Let the mean be \(\mu\) and the standard deviation be \(\sigma\).

For 36,800 km, the probability is 0.0082, which corresponds to a \(z\)-score of 2.4 (since \(P(Z > 2.4) = 0.0082\)).

For 31,000 km, the probability is 0.6915, which corresponds to a \(z\)-score of -0.5 (since \(P(Z > -0.5) = 0.6915\)).

Using the standardization formula:

\(z_1 = \frac{36800 - \mu}{\sigma} = 2.4\)
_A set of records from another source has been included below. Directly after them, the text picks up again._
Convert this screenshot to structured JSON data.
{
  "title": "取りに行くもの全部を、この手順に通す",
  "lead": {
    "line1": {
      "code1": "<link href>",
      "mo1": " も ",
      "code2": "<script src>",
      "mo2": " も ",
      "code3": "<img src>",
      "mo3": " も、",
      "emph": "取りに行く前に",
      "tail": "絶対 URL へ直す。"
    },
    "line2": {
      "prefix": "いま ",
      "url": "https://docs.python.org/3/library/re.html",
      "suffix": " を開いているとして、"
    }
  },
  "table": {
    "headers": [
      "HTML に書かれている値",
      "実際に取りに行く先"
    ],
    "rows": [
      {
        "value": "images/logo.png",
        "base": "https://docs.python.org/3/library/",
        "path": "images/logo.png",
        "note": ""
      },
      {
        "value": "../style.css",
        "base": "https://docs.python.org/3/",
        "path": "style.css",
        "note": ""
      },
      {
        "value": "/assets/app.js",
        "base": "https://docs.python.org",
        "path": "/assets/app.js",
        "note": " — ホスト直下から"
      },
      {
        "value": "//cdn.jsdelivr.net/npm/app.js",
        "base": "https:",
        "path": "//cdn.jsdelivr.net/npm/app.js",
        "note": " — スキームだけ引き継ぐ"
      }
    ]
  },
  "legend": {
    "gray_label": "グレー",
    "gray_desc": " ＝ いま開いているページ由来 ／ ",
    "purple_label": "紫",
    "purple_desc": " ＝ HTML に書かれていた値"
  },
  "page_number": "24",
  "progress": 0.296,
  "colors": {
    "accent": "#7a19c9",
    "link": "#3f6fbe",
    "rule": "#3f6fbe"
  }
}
\(z_2 = \frac{31000 - \mu}{\sigma} = -0.5\)

We have two equations:

\(36800 - \mu = 2.4\sigma\)

\(31000 - \mu = -0.5\sigma\)

Subtract the second equation from the first:

\((36800 - \mu) - (31000 - \mu) = 2.4\sigma + 0.5\sigma\)

\(5800 = 2.9\sigma\)

\(\sigma = \frac{5800}{2.9} = 2000\)

Substitute \(\sigma = 2000\) back into one of the equations:

\(36800 - \mu = 2.4 \times 2000\)

\(36800 - \mu = 4800\)

\(\mu = 36800 - 4800 = 32000\)

Thus, the mean is 32,000 km and the standard deviation is 2,000 km.